Языкам обучали очень оригинальным способом: с первого же дня поступления я узнал, что я должен говорить один день по-французски, другой — по-немецки. Я не знал ни того ни другого языка, и как только заговорил по-польски — на моей шее очутилась веревочка с привешенной к ней изрядной толщины дубовой линейкой. Линейка имела форму узкой лопатки, на которой было написано по-французски «la regie», а на другой стороне по-польски «dla bicia» (для битья). К завтраку, когда все воспитанники уселись за пять или шесть столов, причем за средним сидел сам Рыхлинский, а за другими — его жена, дочь и воспитатели, Рыхлинский спросил по-французски:
— У кого линейка?
— Иди! Иди! — стали толкать меня товарищи.
Я робко подошел к среднему столу и подал линейку.
Рыхлинский был дальний родственник моей матери, бывал у нас, играл с отцом в шахматы и всегда очень ласково обходился со мною. Но тут он молчаливо взял линейку, велел мне протянуть руку ладонью кверху, и… через секунду на моей ладони остался красный след от удара… В детстве я был нервен и слезлив, но от физической боли плакал редко; не заплакал и этот раз и даже не без гордости подумал: вот уже меня, как настоящих пансионеров, ударили и «в лапу»…
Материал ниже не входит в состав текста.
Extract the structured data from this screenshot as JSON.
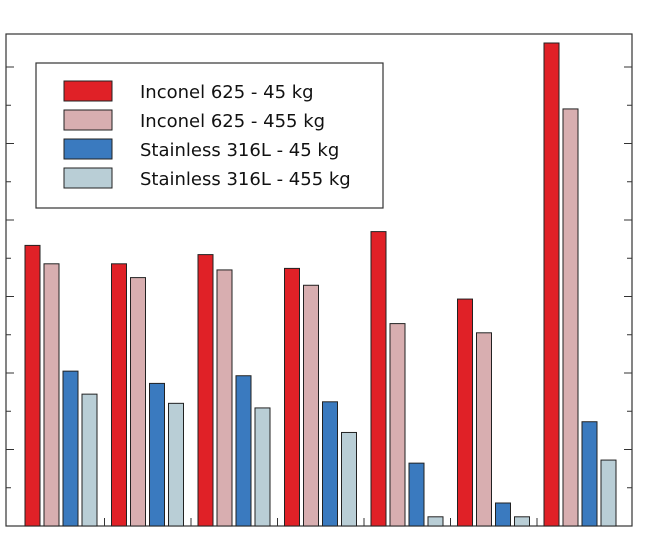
{
  "chart_data": {
    "type": "bar",
    "title": "",
    "xlabel": "",
    "ylabel": "",
    "ylim": [
      0,
      31.5
    ],
    "categories": [
      "",
      "",
      "",
      "",
      "",
      "",
      ""
    ],
    "legend": {
      "position": "top-left",
      "frame": true
    },
    "grid": false,
    "series": [
      {
        "name": "Inconel 625 - 45 kg",
        "color": "#e02127",
        "values": [
          18.3,
          17.1,
          17.7,
          16.8,
          19.2,
          14.8,
          31.5
        ]
      },
      {
        "name": "Inconel 625 - 455 kg",
        "color": "#d8aeb0",
        "values": [
          17.1,
          16.2,
          16.7,
          15.7,
          13.2,
          12.6,
          27.2
        ]
      },
      {
        "name": "Stainless 316L - 45 kg",
        "color": "#3a7abf",
        "values": [
          10.1,
          9.3,
          9.8,
          8.1,
          4.1,
          1.5,
          6.8
        ]
      },
      {
        "name": "Stainless 316L - 455 kg",
        "color": "#b9ced6",
        "values": [
          8.6,
          8.0,
          7.7,
          6.1,
          0.6,
          0.6,
          4.3
        ]
      }
    ]
  }
}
— Хорошо, — сказал Рыхлинский. — Линейку возьми опять и отдай кому-нибудь другому. А вы, гультаи, научите малого, что надо делать с линейкой. А то он носится с нею, как дурень с писаной торбой.
Действительно, я носил линейку на виду, тогда как надо было спрятать ее и накинуть на шею тому, кто проговаривался польским или русским словом… Это походило немного на поощрение шпионства, но при общем тоне пансиона превратилось в своего рода шутливый спорт. Ученики весело перекидывались линейкой, и тот, кто приходил с нею к столу, мужественно принимал крепкий удар.